Cinéma et polémique : le marketing de Chez Nous

Entretien avec Romain Poujol, directeur marketing, Le Pacte

Bien avant sa sortie (mercredi 22 février), Chez nous, le film de Lucas Belvaux, a suscité une vive polémique initiée par le Front National (voir notre critique du film). Retour sur une campagne marketing affûtée, à l’heure où le film arrive sur les écrans.

Chez nous repose sur sujet politique fort. Cela a-t-il influé sur votre positionnement ?

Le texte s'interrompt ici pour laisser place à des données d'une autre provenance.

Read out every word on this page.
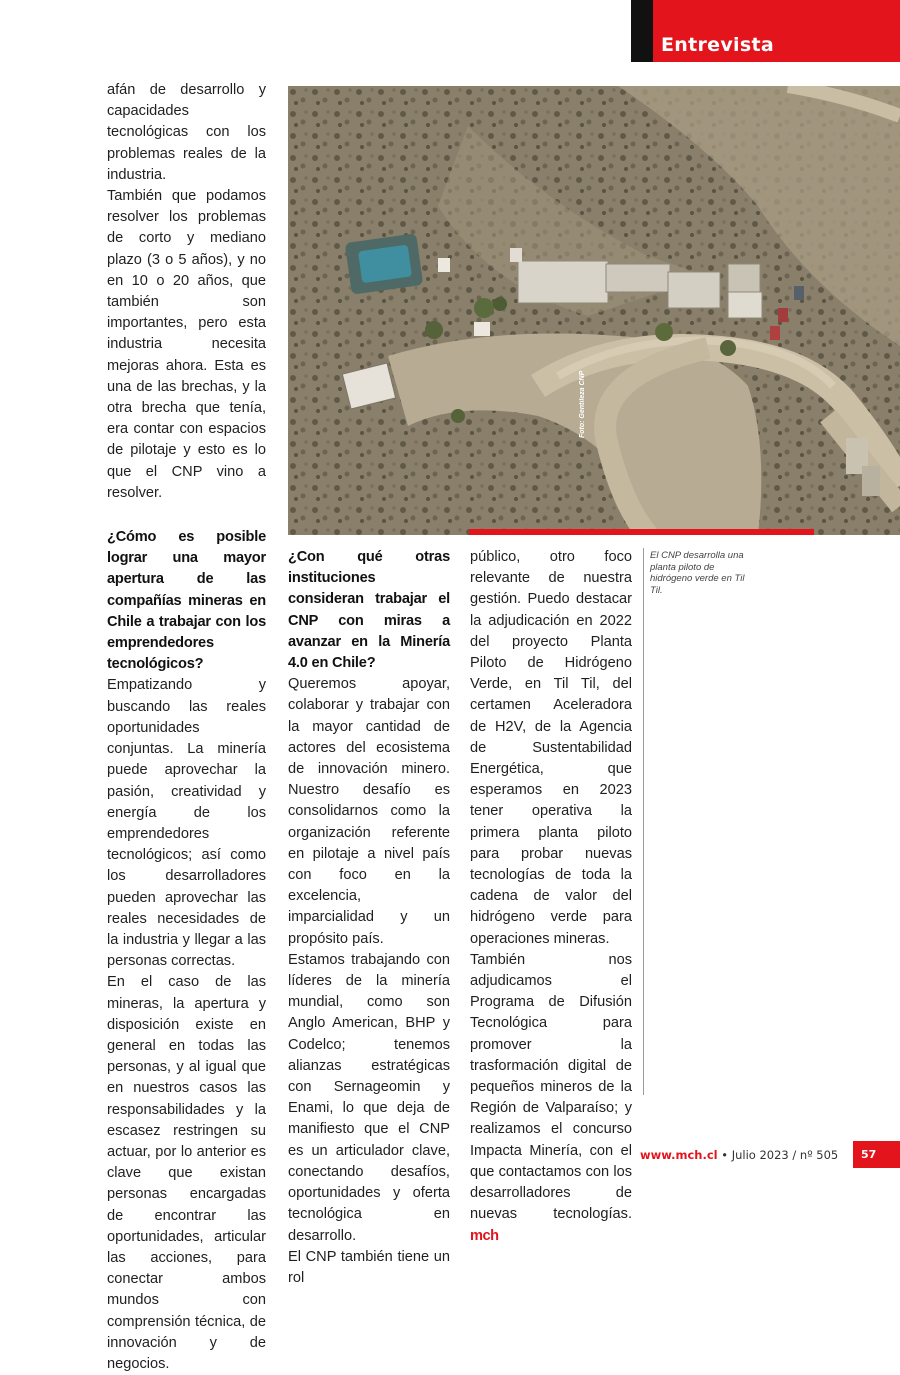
Entrevista
Foto: Gentileza CNP

afán de desarrollo y capacidades tecnológicas con los problemas reales de la industria.

También que podamos resolver los problemas de corto y mediano plazo (3 o 5 años), y no en 10 o 20 años, que también son importantes, pero esta industria necesita mejoras ahora. Esta es una de las brechas, y la otra brecha que tenía, era contar con espacios de pilotaje y esto es lo que el CNP vino a resolver.

¿Cómo es posible lograr una mayor apertura de las compañías mineras en Chile a trabajar con los emprendedores tecnológicos?

Empatizando y buscando las reales oportunidades conjuntas. La minería puede aprovechar la pasión, creatividad y energía de los emprendedores tecnológicos; así como los desarrolladores pueden aprovechar las reales necesidades de la industria y llegar a las personas correctas.

En el caso de las mineras, la apertura y disposición existe en general en todas las personas, y al igual que en nuestros casos las responsabilidades y la escasez restringen su actuar, por lo anterior es clave que existan personas encargadas de encontrar las oportunidades, articular las acciones, para conectar ambos mundos con comprensión técnica, de innovación y de negocios.

¿Con qué otras instituciones consideran trabajar el CNP con miras a avanzar en la Minería 4.0 en Chile?

Queremos apoyar, colaborar y trabajar con la mayor cantidad de actores del ecosistema de innovación minero. Nuestro desafío es consolidarnos como la organización referente en pilotaje a nivel país con foco en la excelencia, imparcialidad y un propósito país.

Estamos trabajando con líderes de la minería mundial, como son Anglo American, BHP y Codelco; tenemos alianzas estratégicas con Sernageomin y Enami, lo que deja de manifiesto que el CNP es un articulador clave, conectando desafíos, oportunidades y oferta tecnológica en desarrollo.

El CNP también tiene un rol

público, otro foco relevante de nuestra gestión. Puedo destacar la adjudicación en 2022 del proyecto Planta Piloto de Hidrógeno Verde, en Til Til, del certamen Aceleradora de H2V, de la Agencia de Sustentabilidad Energética, que esperamos en 2023 tener operativa la primera planta piloto para probar nuevas tecnologías de toda la cadena de valor del hidrógeno verde para operaciones mineras.

También nos adjudicamos el Programa de Difusión Tecnológica para promover la trasformación digital de pequeños mineros de la Región de Valparaíso; y realizamos el concurso Impacta Minería, con el que contactamos con los desarrolladores de nuevas tecnologías. mch

El CNP desarrolla una planta piloto de hidrógeno verde en Til Til.
www.mch.cl • Julio 2023 / nº 505 57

On n’a pas du tout travaillé le côté politique. On s’est longtemps posé la question, et on a fini par décider de ne pas jouer cette carte-là. On a eu plusieurs projets d’affiche : des affiches bleu-blanc-rouge ; une fausse affiche de campagne électorale ; une affiche politique déchirée… Ce genre de choses. Mais ce qu’on voulait garder avant tout, c’était l’énergie qu’il y avait dans le film, et qu’on devait retrouver.

Pourquoi ne pas avoir voulu jouer la carte du film « politique » ?

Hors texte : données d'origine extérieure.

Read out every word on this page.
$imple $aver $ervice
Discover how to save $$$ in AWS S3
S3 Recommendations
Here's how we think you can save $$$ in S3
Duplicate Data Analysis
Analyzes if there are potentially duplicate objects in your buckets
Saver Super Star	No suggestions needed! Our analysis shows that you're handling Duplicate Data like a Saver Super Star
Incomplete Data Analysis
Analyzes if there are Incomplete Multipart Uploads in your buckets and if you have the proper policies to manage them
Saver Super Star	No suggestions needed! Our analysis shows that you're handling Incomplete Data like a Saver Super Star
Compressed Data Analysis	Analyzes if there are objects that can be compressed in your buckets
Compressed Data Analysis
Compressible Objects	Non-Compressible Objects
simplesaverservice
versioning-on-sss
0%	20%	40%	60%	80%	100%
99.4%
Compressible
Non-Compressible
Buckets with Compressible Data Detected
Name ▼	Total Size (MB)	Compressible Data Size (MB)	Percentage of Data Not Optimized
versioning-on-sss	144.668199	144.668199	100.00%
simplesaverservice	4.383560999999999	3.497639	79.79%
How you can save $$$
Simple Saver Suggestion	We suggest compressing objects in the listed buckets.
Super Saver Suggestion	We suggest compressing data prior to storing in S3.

On s’est dit qu’il fallait vraiment dépolitiser le film, dans un premier temps. Parce qu’on savait les réactions qu’il allait entraîner. Lucas Belvaux a fait ce film pour ça, et nous le distribuons pour ça aussi. On s’est donc dit qu’il ne fallait pas axer notre marketing là-dessus. On savait que, dans tous les cas, la presse allait se saisir de ce film pour poser des questions politiques. Notre travail, c’est de valoriser une œuvre cinématographique. C’est un film hyper documenté, mais pas marqué militant ou politique. Si on avait fait une affiche bleu-blanc-rouge, ou présenté le film comme traitant des coulisses du Front National, ça aurait été contre-productif. On aurait touché que les convaincus.

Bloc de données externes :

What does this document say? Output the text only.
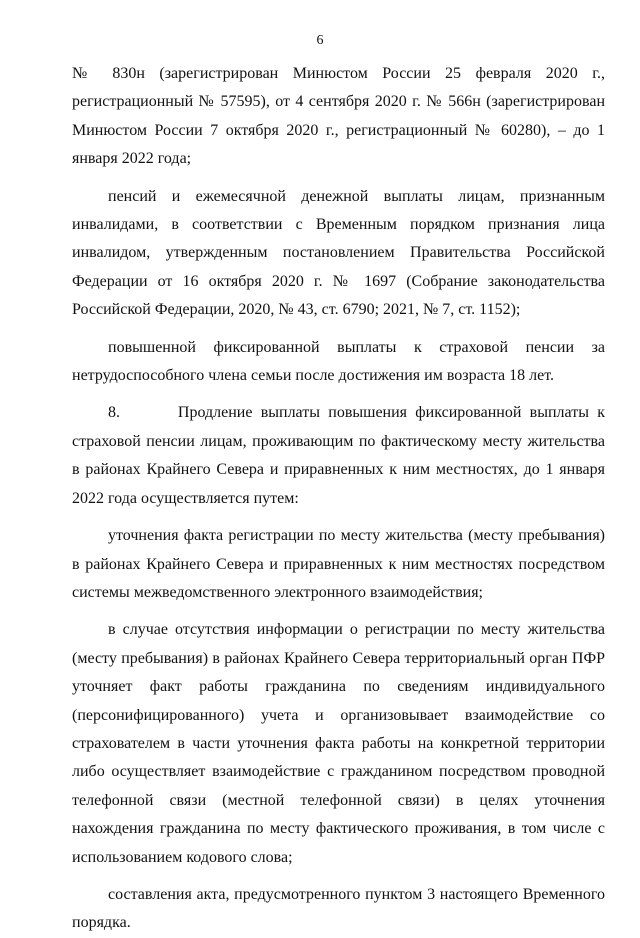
6

№ 830н (зарегистрирован Минюстом России 25 февраля 2020 г., регистрационный № 57595), от 4 сентября 2020 г. № 566н (зарегистрирован Минюстом России 7 октября 2020 г., регистрационный № 60280), – до 1 января 2022 года;

пенсий и ежемесячной денежной выплаты лицам, признанным инвалидами, в соответствии с Временным порядком признания лица инвалидом, утвержденным постановлением Правительства Российской Федерации от 16 октября 2020 г. № 1697 (Собрание законодательства Российской Федерации, 2020, № 43, ст. 6790; 2021, № 7, ст. 1152);

повышенной фиксированной выплаты к страховой пенсии за нетрудоспособного члена семьи после достижения им возраста 18 лет.

8.       Продление выплаты повышения фиксированной выплаты к страховой пенсии лицам, проживающим по фактическому месту жительства в районах Крайнего Севера и приравненных к ним местностях, до 1 января 2022 года осуществляется путем:

уточнения факта регистрации по месту жительства (месту пребывания) в районах Крайнего Севера и приравненных к ним местностях посредством системы межведомственного электронного взаимодействия;

в случае отсутствия информации о регистрации по месту жительства (месту пребывания) в районах Крайнего Севера территориальный орган ПФР уточняет факт работы гражданина по сведениям индивидуального (персонифицированного) учета и организовывает взаимодействие со страхователем в части уточнения факта работы на конкретной территории либо осуществляет взаимодействие с гражданином посредством проводной телефонной связи (местной телефонной связи) в целях уточнения нахождения гражданина по месту фактического проживания, в том числе с использованием кодового слова;

составления акта, предусмотренного пунктом 3 настоящего Временного порядка.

Le fait que le Front National s’en empare du film a-t-il eu un impact positif ou négatif pour le film ?

On savait et on souhaitait que le film fasse polémique, mais pas de cette manière. La bande-annonce a été dévoilée le 30 décembre, et dès que tout le monde est revenu de vacances, le 2 ou le 3 janvier, certains cadres du FN ont commencé à attaquer le film. Alors qu’il n’était pas terminé, et qu’ils étaient loin d’avoir vu autre chose que la bande-annonce. D’abord, nous nous sommes dit que c’était génial, que le Front National nous offrait une pub gratuite. Dans un premier temps, oui, c’est vrai : grâce à ça, le film a pu s’assoir sur une notoriété dès la mise en ligne de sa bande-annonce. Et nous, on ne distribue pas Jurassic Park : nos films, on les fait d’habitude exister à partir d’un premier passage télé, à la première affiche dans la rue, etc. Là, pour le coup, on a bénéficié d’une vraie notoriété dès janvier – là où normalement, la notoriété du film aurait commencé la semaine dernière. Donc, quand on regarde les faits, c’est très positif. Mais Chez Nous est là pour poser des questions, et comprendre pourquoi des gens qui ne sont pas fascistes ou racistes votent Front National. Comment on en arrive à voter pour le Front National. Donc c’est vraiment à eux qu’on s’adresse. Et les ténors du Front National, en cassant le film, en l’accusant de prendre parti, ont fait ce qu’ils font à chaque fois : ils ont parlé pour les gens, et leur ont dit : « n’allez pas voir ce film ». Ainsi, une partie des gens à qui s’adresse le film, ceux qui désespèrent de la politique et envisagent de voter Front National, à cause de tous ceux qui ont parlé du film sans l’avoir vu, ne vont pas être assez curieux ou assez courageux pour aller le voir, et peut-être y trouver les réponses aux questions qu’ils se posent. Bien sûr, pour nous, il fallait toujours se brider et résister à la tentation de réagir à chaque fois qu’un élu Front National parlait du film. Mais c’est le travail de la presse, et on est très content de tout ce qui a été fait de ce côté-là, et qui fait du film un évènement.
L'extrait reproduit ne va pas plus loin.